The invention relates generally to diagnostic imaging systems, and more particularly, to power management of diagnostic imaging systems.
At least some known ultrasound diagnostic imaging systems maintain power to the image data acquisition circuitry even when the circuitry is not actively performing a scan of a patient. Thus, image data acquisition circuitry consumes power even when imaging data is not being acquired.
A front end of the ultrasound system, also known as a scanning portion or scanning sub-system, generally includes a scanning probe, transmit circuitry for transmitting an ultrasound pulse into a patient, and image acquisition circuitry for collecting echo information from the back scattered echoes of the transmitted ultrasound pulse. The front end is typically includes customized circuits, such as, for example, application specific integrated circuits (ASICs) that perform transmit and receive functions related to image data acquisition. A back end of the ultrasound system typically includes a back end processor (BEP) or controller, for example, a personal computer (PC) or other processor. Although some final image processing may be performed by the BEP, the BEP may be used to perform functions not involving active scanning of the patient. The functions not involved in active scanning include, for example, setup of the ultrasound system for various types of scans, generating patient reports, reviewing the scanned data and/or generated images, etc. Typically, power is supplied to and consumed by the front end of an ultrasound system even when the front end is not actively scanning the patient.

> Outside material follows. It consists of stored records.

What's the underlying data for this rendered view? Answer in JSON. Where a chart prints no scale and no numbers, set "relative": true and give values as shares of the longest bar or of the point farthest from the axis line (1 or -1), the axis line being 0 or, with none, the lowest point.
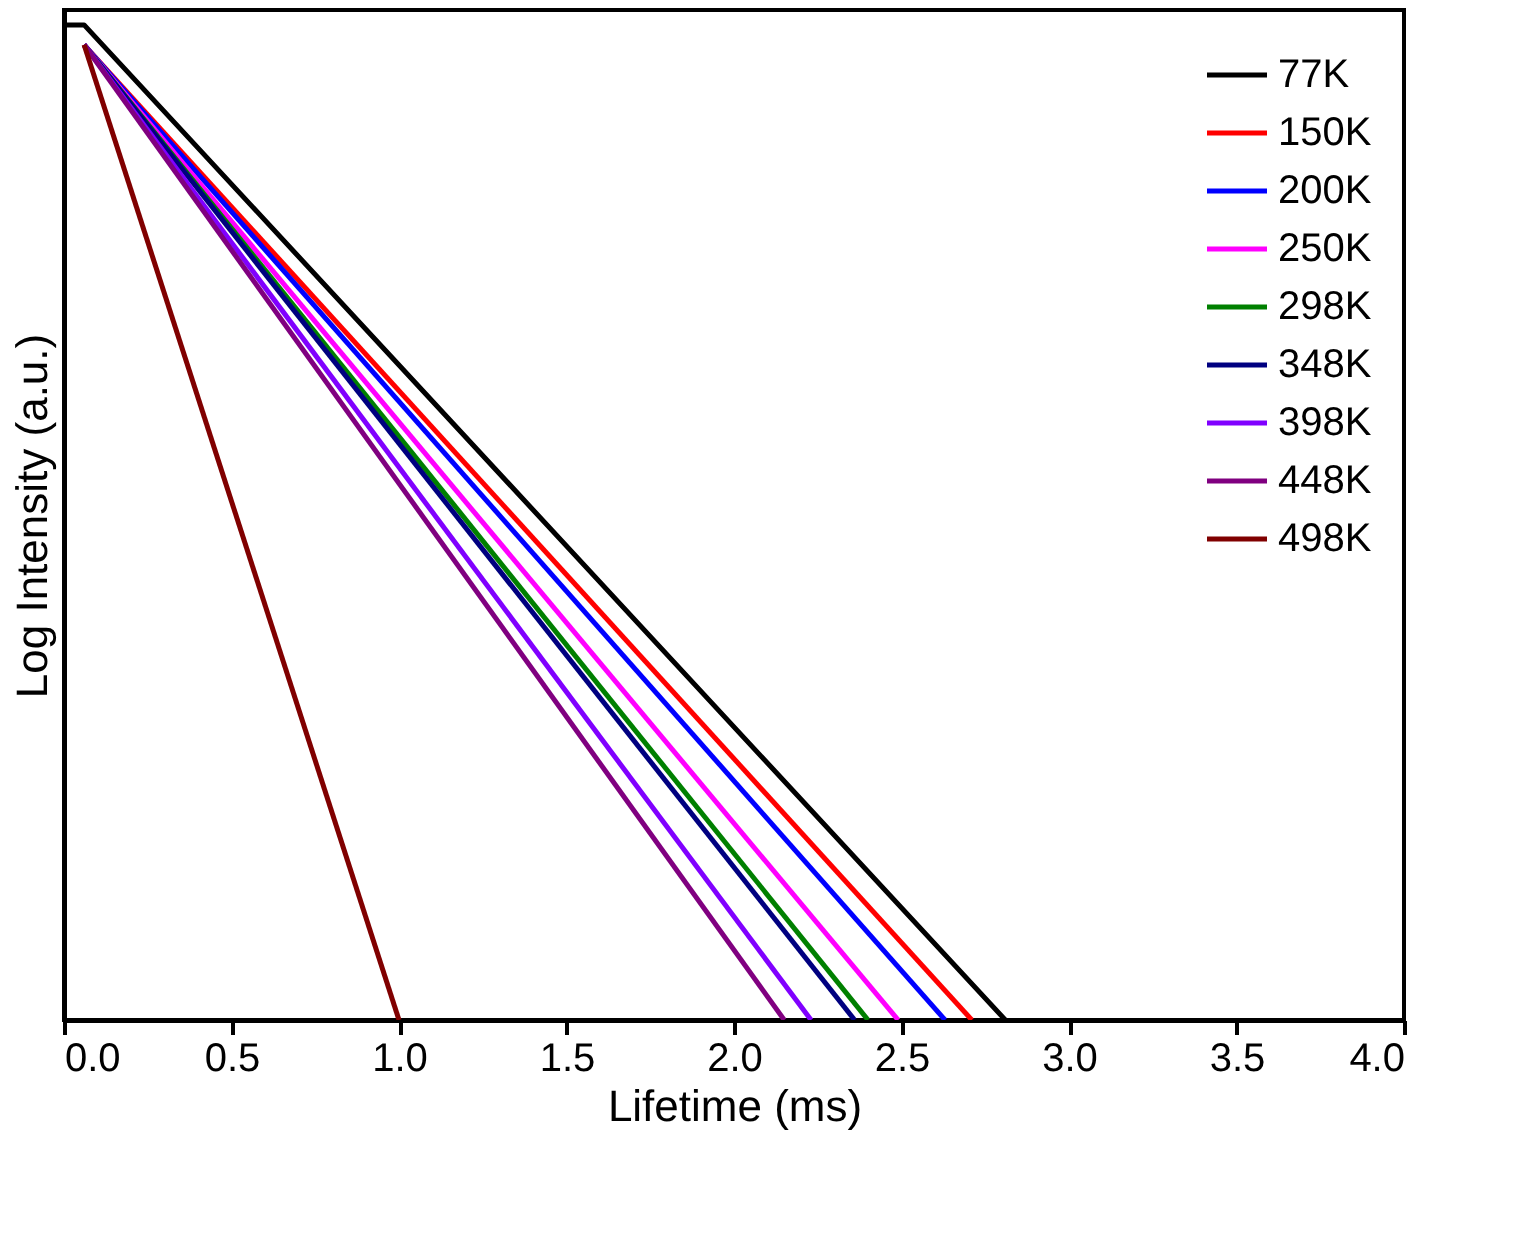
{
  "chart_data": {
    "type": "line",
    "xlabel": "Lifetime (ms)",
    "ylabel": "Log Intensity (a.u.)",
    "relative": true,
    "xlim": [
      0,
      4
    ],
    "xticks": [
      {
        "value": 0,
        "label": "0.0"
      },
      0.5,
      {
        "value": 1,
        "label": "1.0"
      },
      1.5,
      {
        "value": 2,
        "label": "2.0"
      },
      2.5,
      {
        "value": 3,
        "label": "3.0"
      },
      3.5,
      {
        "value": 4,
        "label": "4.0"
      }
    ],
    "legend": "top right",
    "grid": false,
    "marker": "none",
    "line_style": "solid",
    "series": [
      {
        "name": "77K",
        "color": "#000000",
        "x": [
          0,
          0.06,
          2.81
        ],
        "values": [
          1,
          1,
          0
        ]
      },
      {
        "name": "150K",
        "color": "#ff0000",
        "x": [
          0.06,
          2.71
        ],
        "values": [
          0.98,
          0
        ]
      },
      {
        "name": "200K",
        "color": "#0000ff",
        "x": [
          0.06,
          2.63
        ],
        "values": [
          0.98,
          0
        ]
      },
      {
        "name": "250K",
        "color": "#ff00ff",
        "x": [
          0.06,
          2.49
        ],
        "values": [
          0.98,
          0
        ]
      },
      {
        "name": "298K",
        "color": "#008000",
        "x": [
          0.06,
          2.4
        ],
        "values": [
          0.98,
          0
        ]
      },
      {
        "name": "348K",
        "color": "#000080",
        "x": [
          0.06,
          2.36
        ],
        "values": [
          0.98,
          0
        ]
      },
      {
        "name": "398K",
        "color": "#8000ff",
        "x": [
          0.06,
          2.23
        ],
        "values": [
          0.98,
          0
        ]
      },
      {
        "name": "448K",
        "color": "#800080",
        "x": [
          0.06,
          2.15
        ],
        "values": [
          0.98,
          0
        ]
      },
      {
        "name": "498K",
        "color": "#800000",
        "x": [
          0.06,
          1.0
        ],
        "values": [
          0.98,
          0
        ]
      }
    ]
  }
}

Power is typically consumed by the front end and back end circuitry of an ultrasound system regardless of a mode of operation of the system. For example, a user or sonographer may not be actively performing scanning of the patient when generating patient reports or analyzing acquired images. This unnecessary power consumption by the front end circuitry during non-scanning periods may lead to unnecessary generation of heat, which may decrease reliability of the system. Fans may operate to dissipate the heat produced by consumption of power by the front end circuitry, which also leads to added cost.
A trend in medical ultrasound systems is to process a larger number of channels (e.g. transducer elements) and multiple lines of acquisition (MLA) of data, which tends to increase the power consumption within the transmit and receiver sections of the front end. Increased power consumption leads to increased heat generation and decreased reliability due to the heat.
Thus, in these known ultrasound systems, power is supplied to and consumed by various portions of the ultrasound system when scanning is not active. This power consumption results in unnecessary heat generation and decrease in system reliability.